When I was new I read Living Sober and Came to Believe. I recently reread Stools and Bottles and I’ve also liked The Little Red Book. I’ve never been harmed by a book and really I think even a bad book is good to read.

I’ve considered writing several posts and making Literature as a Tool a category here, and maybe I will.  For now I will transcribe one of my favorite poems for sobriety.  My undergraduate degree is in journalism, and my master’s is in secondary education, English.   I’ve read a lot, and I enjoy it, and this poem is just about too nerdy for me to share but I’m going to anyway.

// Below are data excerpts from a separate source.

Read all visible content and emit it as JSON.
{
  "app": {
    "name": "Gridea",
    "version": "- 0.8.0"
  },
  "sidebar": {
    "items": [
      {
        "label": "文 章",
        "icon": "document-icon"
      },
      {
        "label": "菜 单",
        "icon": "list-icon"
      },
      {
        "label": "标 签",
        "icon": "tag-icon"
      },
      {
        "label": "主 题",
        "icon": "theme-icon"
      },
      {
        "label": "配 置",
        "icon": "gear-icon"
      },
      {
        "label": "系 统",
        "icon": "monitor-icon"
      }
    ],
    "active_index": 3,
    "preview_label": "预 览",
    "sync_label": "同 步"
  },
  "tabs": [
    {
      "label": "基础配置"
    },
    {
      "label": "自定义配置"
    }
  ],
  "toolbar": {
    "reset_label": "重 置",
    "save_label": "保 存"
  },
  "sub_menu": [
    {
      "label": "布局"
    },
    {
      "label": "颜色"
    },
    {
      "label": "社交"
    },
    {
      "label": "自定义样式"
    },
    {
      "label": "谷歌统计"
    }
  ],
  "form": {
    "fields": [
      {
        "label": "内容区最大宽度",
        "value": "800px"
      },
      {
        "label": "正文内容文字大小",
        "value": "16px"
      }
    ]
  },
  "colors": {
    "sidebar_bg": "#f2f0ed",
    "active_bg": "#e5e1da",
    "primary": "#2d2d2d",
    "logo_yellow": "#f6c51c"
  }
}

LXII. Terence, this is stupid stuff
TERENCE, this is stupid stuff:
You eat your victuals fast enough;
There can’t be much amiss, ’tis clear,
To see the rate you drink your beer.
But oh, good Lord, the verse you make,
It gives a chap the belly-ache.
The cow, the old cow, she is dead;
It sleeps well, the horned head:
We poor lads, ’tis our turn now
To hear such tunes as killed the cow.
Pretty friendship ’tis to rhyme
Your friends to death before their time
Moping melancholy mad:
Come, pipe a tune to dance to, lad.’
Why, if ’tis dancing you would be,
There’s brisker pipes than poetry.
Say, for what were hop-yards meant,
Or why was Burton built on Trent?
Oh many a peer of England brews
Livelier liquor than the Muse,
And malt does more than Milton can
To justify God’s ways to man.
Ale, man, ale’s the stuff to drink
For fellows whom it hurts to think:
Look into the pewter pot
To see the world as the world’s not.
And faith, ’tis pleasant till ’tis past:
The mischief is that ’twill not last.
Oh I have been to Ludlow fair
And left my necktie God knows where,
And carried half way home, or near,
Pints and quarts of Ludlow beer:
Then the world seemed none so bad,
And I myself a sterling lad;
And down in lovely muck I’ve lain,
Happy till I woke again.
Then I saw the morning sky:
Heigho, the tale was all a lie;
The world, it was the old world yet,
I was I, my things were wet,
And nothing now remained to do
But begin the game anew.
Therefore, since the world has still
Much good, but much less good than ill,
And while the sun and moon endure
Luck’s a chance, but trouble’s sure,
I’d face it as a wise man would,
And train for ill and not for good.
’Tis true, the stuff I bring for sale
Is not so brisk a brew as ale:
Out of a stem that scored the hand
I wrung it in a weary land.
But take it: if the smack is sour,
The better for the embittered hour;
It should do good to heart and head
When your soul is in my soul’s stead;
And I will friend you, if I may,
In the dark and cloudy day.
There was a king reigned in the East:
There, when kings will sit to feast,
They get their fill before they think
With poisoned meat and poisoned drink.
He gathered all the springs to birth
From the many-venomed earth;
First a little, thence to more,
He sampled all her killing store;
And easy, smiling, seasoned sound,
Sate the king when healths went round.
They put arsenic in his meat
And stared aghast to watch him eat;
They poured strychnine in his cup
And shook to see him drink it up:
They shook, they stared as white’s their shirt:
Them it was their poison hurt.
—I tell the tale that I heard told.
Mithridates, he died old.

A. E. Housman (1859–1936). A Shropshire Lad.  1896.